Pleins feux sur les résultats — Sécurité alimentaire

Données-repères choisies pour montrer les résultats atteints dans les pays partenaires grâce, en partie, aux travaux de l'ACDI axés sur la sécurité alimentaire. Plus de détails figurent dans les rapports-pays complets.

Carte du monde Honduras Haïti Sénégal Mali Ghana Soudan Éthiopie Mozambique Cisjordanie et bande de Gaza Ukraine Vietnam  
  • Cisjordanie et bande de Gaza : 1 000 agriculteurs ont repris leur production dans la bande de Gaza
  • Éthiopie : nourriture distribuée à 7,8 millions de personnes souffrant d'insécurité alimentaire chronique
  • Ghana : 1 480 agriculteurs bénéficient d'un meilleur accès aux services d'entreprise
  • Haïti : 400 000 filles et garçons ont reçu des repas chauds à l'école
  • Honduras : 1 300 familles ont accru leur productivité agricole
  • Mali : le pays a doublé sa production de céréales de consommation courante depuis 2006-2007
  • Mozambique : 432 000 agriculteurs ont accès à des services de développement agricole
  • Sénégal : 97 nouvelles banques céréalières ont été mises sur pied dans les collectivités; 8 870 membres en bénéficient
  • Soudan : 350 000 m2 de terres non arables ont été remises en valeur afin d'en améliorer la productivité
  • Ukraine : 495 agriculteurs ont accès à du financement afin d'améliorer leurs activités d'exploitation agricole
  • Vietnam : 15 000 personnes touchent un meilleur revenu grâce à une productivité agricole accrue

La sécurité alimentaire mondiale demeure une question cruciale du programme d'action sur le développement international. Dans le monde, près d'un milliard de personnes souffrent de faim chronique et n'ont pas accès à une quantité suffisante d'aliments sûrs et nutritifs. En raison de la crise alimentaire actuelle, elle-même aggravée par la hausse rapide et la volatilité des prix des aliments, les pauvres des pays en développement ont de plus en plus de difficulté à acheter des vivres.

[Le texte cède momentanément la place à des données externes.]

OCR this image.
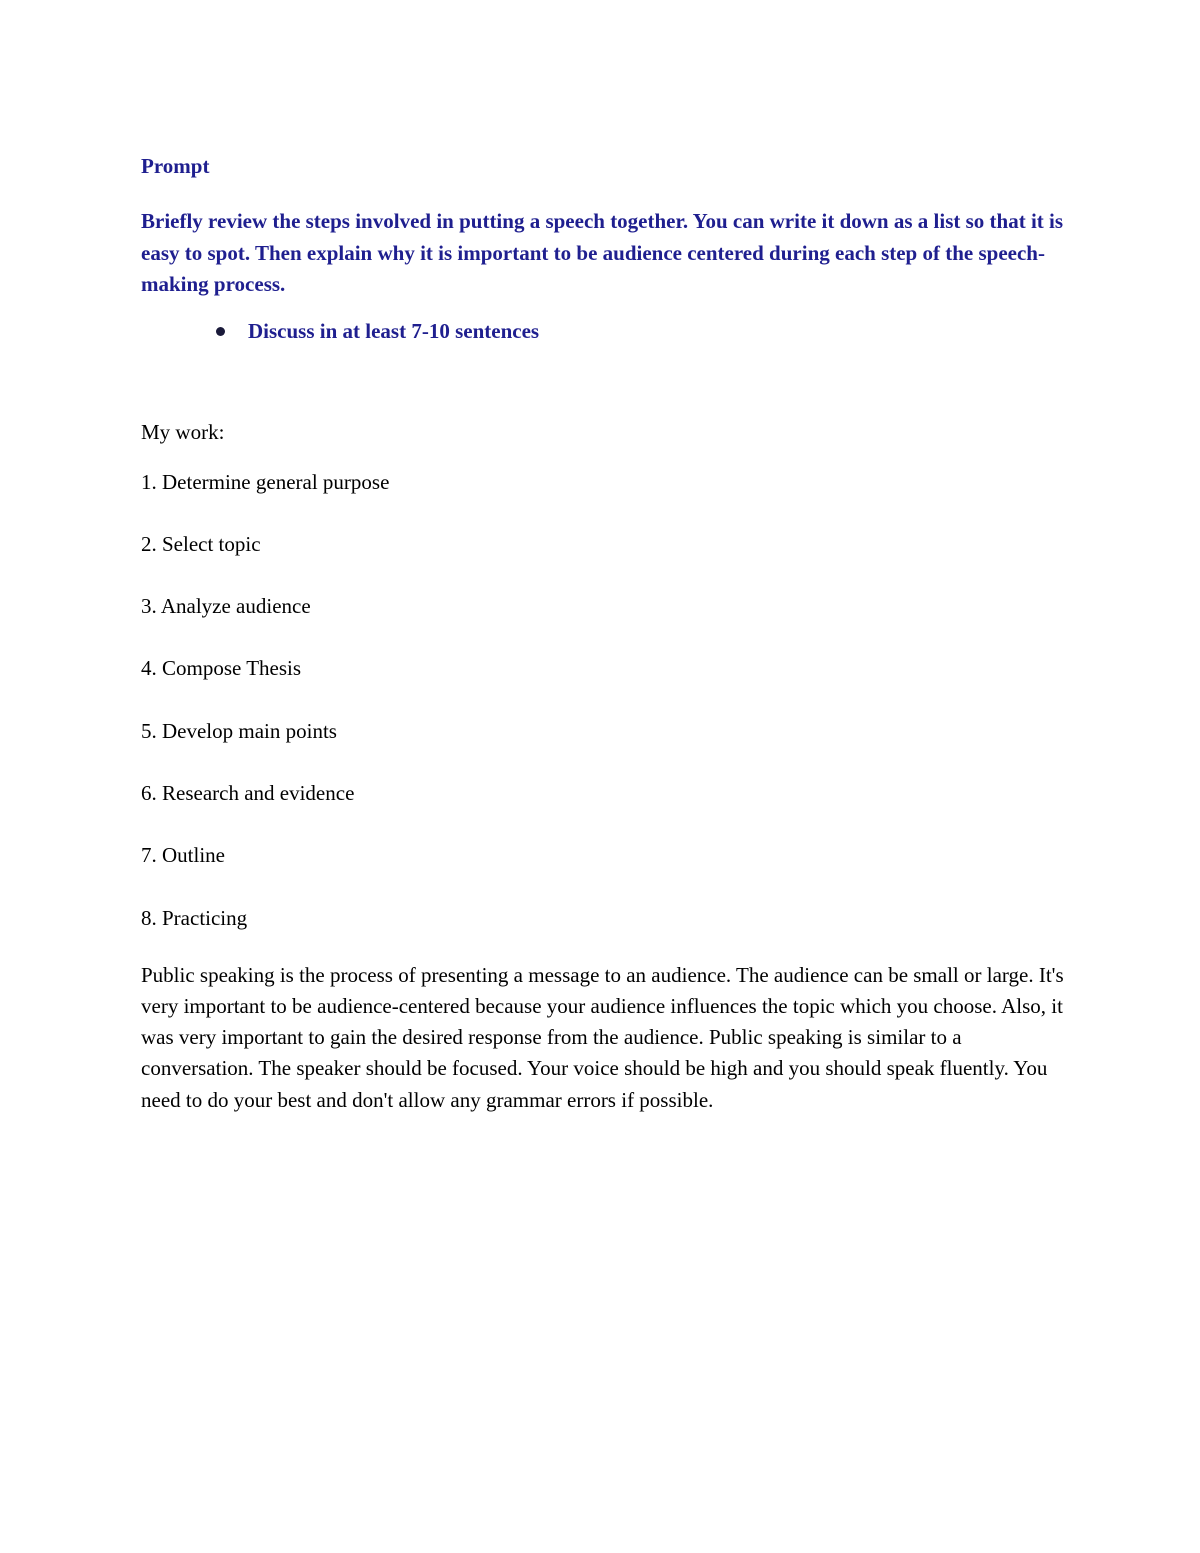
Prompt

Briefly review the steps involved in putting a speech together. You can write it down as a list so that it is easy to spot. Then explain why it is important to be audience centered during each step of the speech-making process.

Discuss in at least 7-10 sentences

My work:

1. Determine general purpose
2. Select topic
3. Analyze audience
4. Compose Thesis
5. Develop main points
6. Research and evidence
7. Outline
8. Practicing

Public speaking is the process of presenting a message to an audience. The audience can be small or large. It's very important to be audience-centered because your audience influences the topic which you choose. Also, it was very important to gain the desired response from the audience. Public speaking is similar to a conversation. The speaker should be focused. Your voice should be high and you should speak fluently. You need to do your best and don't allow any grammar errors if possible.
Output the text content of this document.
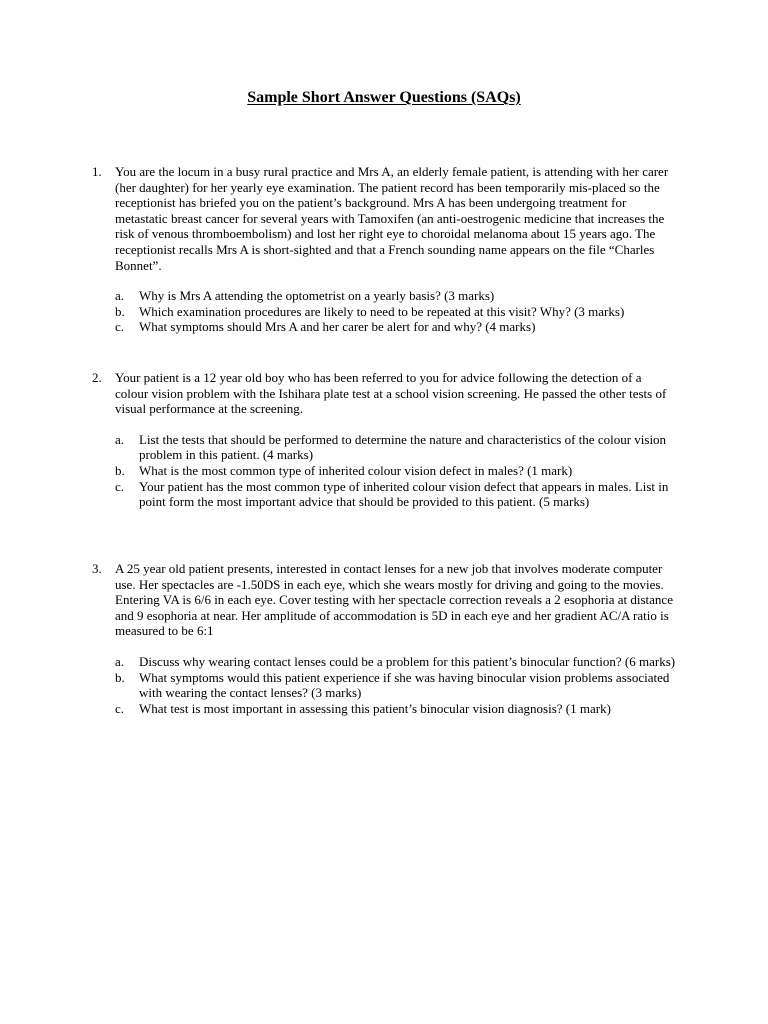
Sample Short Answer Questions (SAQs)
1.	You are the locum in a busy rural practice and Mrs A, an elderly female patient, is attending with her carer (her daughter) for her yearly eye examination. The patient record has been temporarily mis-placed so the receptionist has briefed you on the patient’s background. Mrs A has been undergoing treatment for metastatic breast cancer for several years with Tamoxifen (an anti-oestrogenic medicine that increases the risk of venous thromboembolism) and lost her right eye to choroidal melanoma about 15 years ago. The receptionist recalls Mrs A is short-sighted and that a French sounding name appears on the file “Charles Bonnet”.
a.	Why is Mrs A attending the optometrist on a yearly basis? (3 marks)
b.	Which examination procedures are likely to need to be repeated at this visit? Why? (3 marks)
c.	What symptoms should Mrs A and her carer be alert for and why? (4 marks)
2.	Your patient is a 12 year old boy who has been referred to you for advice following the detection of a colour vision problem with the Ishihara plate test at a school vision screening. He passed the other tests of visual performance at the screening.
a.	List the tests that should be performed to determine the nature and characteristics of the colour vision problem in this patient. (4 marks)
b.	What is the most common type of inherited colour vision defect in males? (1 mark)
c.	Your patient has the most common type of inherited colour vision defect that appears in males. List in point form the most important advice that should be provided to this patient. (5 marks)
3.	A 25 year old patient presents, interested in contact lenses for a new job that involves moderate computer use. Her spectacles are -1.50DS in each eye, which she wears mostly for driving and going to the movies. Entering VA is 6/6 in each eye. Cover testing with her spectacle correction reveals a 2 esophoria at distance and 9 esophoria at near. Her amplitude of accommodation is 5D in each eye and her gradient AC/A ratio is measured to be 6:1
a.	Discuss why wearing contact lenses could be a problem for this patient’s binocular function? (6 marks)
b.	What symptoms would this patient experience if she was having binocular vision problems associated with wearing the contact lenses? (3 marks)
c.	What test is most important in assessing this patient’s binocular vision diagnosis? (1 mark)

En fait, en février 2011, la Banque mondiale a signalé que la flambée des prix des denrées au cours de l'année précédente avait fait augmenter de 44 millions le nombre de personnes pauvres.

La Stratégie sur la sécurité alimentaire de l'ACDI, lancée en octobre 2009, comporte trois principales composantes sur lesquelles l'Agence se concentre :

  • le développement agricole durable;
  • l'aide alimentaire et la nutrition;
  • la recherche et le développement.
Dépenses en aide bilatérale à l'égard de la sécurité alimentaire, 2010-2011
Pays $CAN
Afghanistan 54 866 873
Bangladesh 951 676
Bolivie 2 326 655
Caraïbes 2 093 767
Cisjordanie et bande de Gaza 24 698 734
Colombie 2 106 200
Éthiopie 83 821 531
Ghana 49 982 500
Haïti 26 148 866
Honduras 14 496 703
Indonésie 1 196 968
Mali 29 594 507
Mozambique 20 045 499
Pakistan 21 563 394
Pérou 295 090
Sénégal 21 715 505
Soudan 31 981 757
Tanzanie 9 221 692
Ukraine 10 961 364
Vietnam 9 683 454
Total 417 752 737

Résultats liés à la sécurité alimentaire

En Éthiopie, l'ACDI a contribué à remettre en état plus de 90 000 hectares de terres détériorées et à construire plus de 4 000 km de routes rurales pour améliorer l'accès des agriculteurs aux marchés. Ainsi, 6 000 agriculteurs prendront part à la recherche agricole et 126 000 ménages adopteront des pratiques agricoles et commerciales novatrices qui les aideront à cultiver et à vendre plus d'aliments.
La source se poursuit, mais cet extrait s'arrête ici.